Ayaz Gul
ISLAMABAD — China has advised the United States against staging an abrupt troop withdrawal from Afghanistan and called for collective international efforts to help initiate a peace process between the South Asian nation's warring parties.
The remarks by a top Chinese diplomat Sunday in neighboring Pakistan come amid unconfirmed media reports suggesting President Donald Trump has ordered pulling out half of the more than 14,000 U.S. troops stationed in Afghanistan.
FILE - A US military helicopter flies over the site of a suicide bomb that struck a NATO convoy in Kandahar south of Kabul, Afghanistan, Aug. 2, 2017.
“They [U.S.] have been in Afghanistan for 17 years. If they are leaving the country, they should try to leave in a gradual and a responsible way,” said Lijian Zhao, deputy Chinese ambassador in Islamabad.
Speaking to Pakistani television station GTV News, Lijian emphasized the need for the Taliban and Afghan government to sit together and negotiate a political resolution to a war he said has been going on for nearly 40 years.
Only an Afghan-led and Afghan-owned process supported by international partners of Afghanistan could help end the hostilities, Lijian noted.
“If a civil war broke out after the U.S. withdrawal, the first countries affected will be Pakistan, will be China, and it will be the immediate neighbors. So, we have to sit together with the parties concerned so that we start a peace process,” he said.
The U.S. has recently engaged in direct talks with the Taliban to convince them to engage in peace negotiations with the Afghan government. But reports of a potential U.S. withdrawal from the country have worried critics who say the move would reduce the incentive for insurgents to halt fighting and negotiate a deal.
Terrorism in Xinjiang
Lijian reiterated Beijing’s worries that a volatile Afghanistan would encourage terrorists linked to the outlawed East Turkistan Islamic Movement, or ETIM, to foment violence in the western Chinese region of Xinjiang.
FILE - A police officer checks the identity card of a man as security forces keep watch in a street in Kashgar, Xinjiang Uighur Autonomous Region, China, March 24, 2017.
The militant group claims to be fighting for the rights of the Uighur Muslim community in Xinjiang, which shares a border with both Afghanistan and Pakistan.

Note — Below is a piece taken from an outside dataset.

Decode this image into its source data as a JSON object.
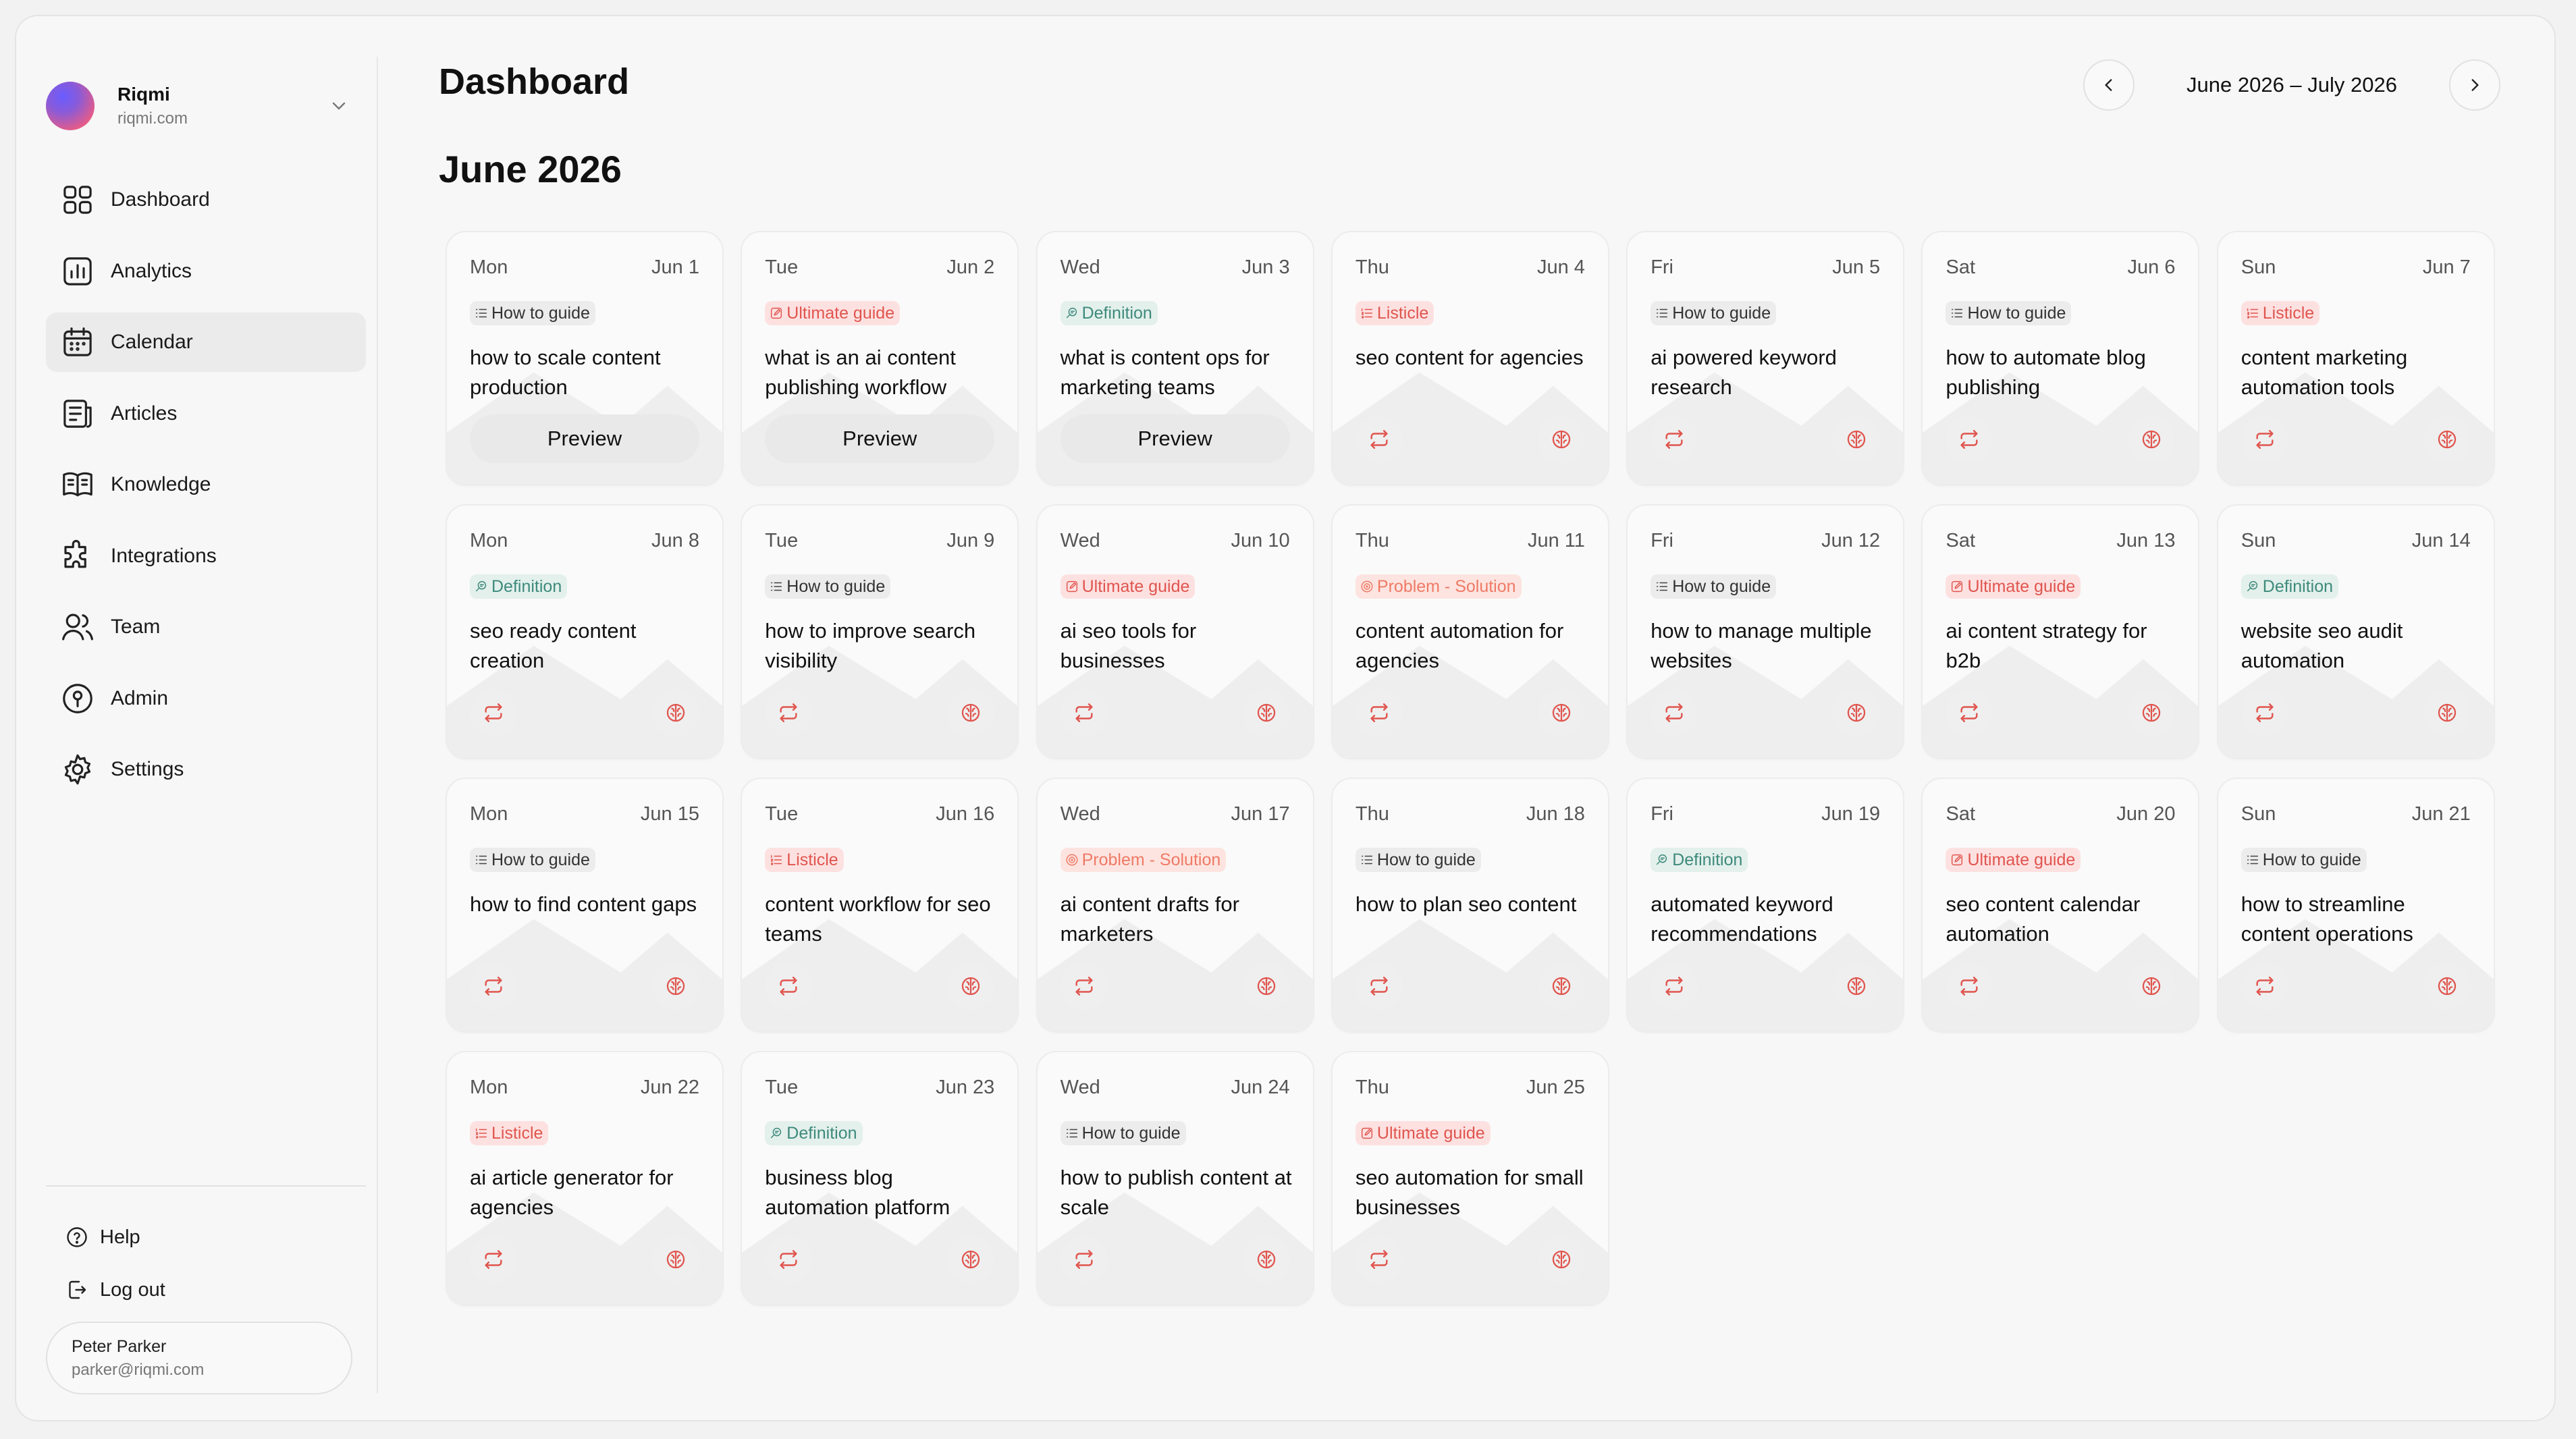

“They are still in Afghanistan. They are still posing a threat to the national security of Xinjiang, of China. What they want is to establish a separate state, to separate Xinjiang out of China. This is totally unacceptable to China. So, we will work with the Afghan government to try to eliminate this group,” Lijian pledged.
The Chinese diplomat rejected as "groundless Western propaganda" reports that his country was suppressing religious freedom and the rights of Uighur Muslims in the name of fighting terrorism.
Rights issues in Xinjiang
International human rights groups have expressed concerns that China is forcing Uighur and other Muslim minorities to quit their religious beliefs in internment camps set up in Xinjiang under the guise of vocational education centers.
FILE - An Uighur woman rests near a cage protecting heavily armed Chinese paramilitary policemen on duty in Urumqi in China's northwestern region of Xinjiang, May 1, 2014.
Lijian noted that ETIM is declared a terrorist organization by the United Nations. He said that Chinese authorities, particularly those in Xinjiang, have taken measures against terrorists linked to the group, which has resulted in “zero” incidents of terrorism in the last two years.
The Chinese diplomat lamented that Western media describe counterterrorism moves in other parts of the world as "actions for maintaining peace,” but they become human rights issues when China undertakes similar actions.
“This is totally [a] double standard and Western propaganda. They are just badmouthing about China,” Lijian said.
The Chinese diplomat asserted that Xinjiang is open to international visits, and people can go there to see for themselves that the rights of Uighur Muslims are fully protected.